Man In A Suitcase


Tokyo, Japan

For six years running I made an annual pilgrimage to Tokyo. It seemed there was always a trade show or seminar or training session that requires my peculiar skills. A visit to Japan is a fine chance to indulge my fascination with technology and with varieties of architectural style. Here are a few examples of the latter.

The building on the left is part of the Tokyo government complex in Shinjuku. Shinjuku train station is the busiest in Tokyo, in part because of buildings like this one. On the west side of the station are many more enormous government buildings, offices, hotels, huge department stores and shopping complexes like the one at right and a whole lot more.

East of Shinjuku station is an area called Kabuki-cho, home to Tokyo's sleazier and cheesier side. Here you will find hostess bars, casinos and a lot more interesting stuff that the locals never show me. Although they certainly tried; walk around here with a camera on a Saturday night and you'll be amazed at the services you'll be offered.

On the left is the Meiji Shrine, the burial place of the emperor under whose reign Japan took on the centralized government it still enjoys (if that is the proper word) today. The Shrine is an oasis of peace; during the long walk from its entrance at the edge of Harajuku to the Shrine proper you could almost forget the noise and insanity that are Tokyo. At the right is Budokan, famous for rock concerts and martial arts events. (These are two separate categories.) The day I was there it was full of students of kendo, which is interesting if you like to watch people try to hit each other with sticks.

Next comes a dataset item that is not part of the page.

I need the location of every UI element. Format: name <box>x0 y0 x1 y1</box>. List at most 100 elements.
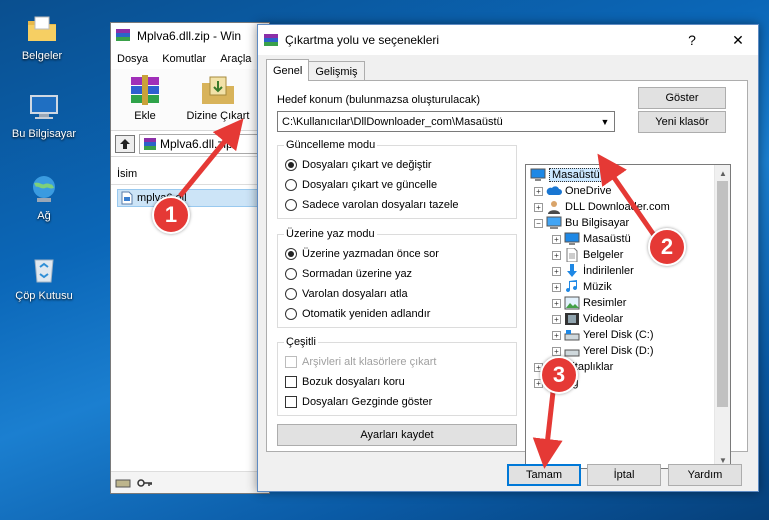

A five hundred year old pagoda in the garden at the Four Seasons Hotel. The hotel is attached to Chinzan-so, the place to hold a wedding ceremony in Tokyo. In addition to the pagoda, the garden has stone lanterns that are a few hundred years old. There must be something profound in the fact that the Japanese make lanterns out of stone and shrines out of wood and we do it the other way around. I just wish I could figure out what it is.

On one of my visits I worked Sun's booth at CASE Japan, a trade show that was held on the top floor of a shopping mall in Ikebukuro. I spotted this game center a few blocks from the show on the way to the mammoth Ikebukuro subway station. There's something about a modern building with a cave entrance that appeals to me.

Two of my favorite neighborhoods in Tokyo are a study in contrasts. At left is Akihabara, an audio-, video- or computerphile's dream. Block after block of televisions, sound equipment, computers, cameras, cell phones, software of every kind - to a Westerner this is modern Japan. At right is Asakusa, home to an important shrine and, equally interesting to me, the kind of shopping you don't find at Akihabara. Here is all the touristy junk: the cheap toys and plastic samurai swords, handkerchiefs with subway maps or sushi menus printed on them and all kinds of strange and interesting foods. Where else do they make dessert cakes filled with beans? (Why is another question entirely.)

My first exposure to the wonder that is the Japanese department store took place in the Ginza. This is a great place to window shop and to people watch. It's also a place whose similarity to mid-Manhattan is so great that the differences are even more pronounced. Walk into a major store to use their facilities and be confronted with illustrated brochures touting their opulence. (I couldn't read the Nihongo text, although the title The Toilets of Ginza was plain enough.) And I'd love to understand the thinking behind the billboard on the building at right. Just what is a giant bagel doing so high above the Ginza? And is its significance so obvious to the locals that it needs no explanation in Japanese or English?

Every hour on the hour clocks like the one at left pop open all over Tokyo. Inside are electromechanical performers that even Disney might admire, putting on performances for passersby. There's something appealing (I almost said striking, but would never stoop to a pun that obvious) about the knowledge that people around the city are all enjoying little Seiko concerts before continuing on their way. The clock at right eschews such presentation; it glories in its mere existance, a fitting adornment for the interior of one of Seiko Epson's office buildings in Shinjuku.

It took seven trips to Japan before I finally got my first glimpse of Mt. Fuji. We were on our way to Kyoto aboard the Shinkansen, the famous bullet train that may not be quite as fast as Europe's high speed trains but is, in my limited experience, far smoother. I captured the picture at left as the train previous to mine was pulling away from the station. The one at right was taken at 250 kph, around 150 miles per hour for the metrically deprived. Perhaps some day I'll have the chance to view the mountain at a more leisurely pace.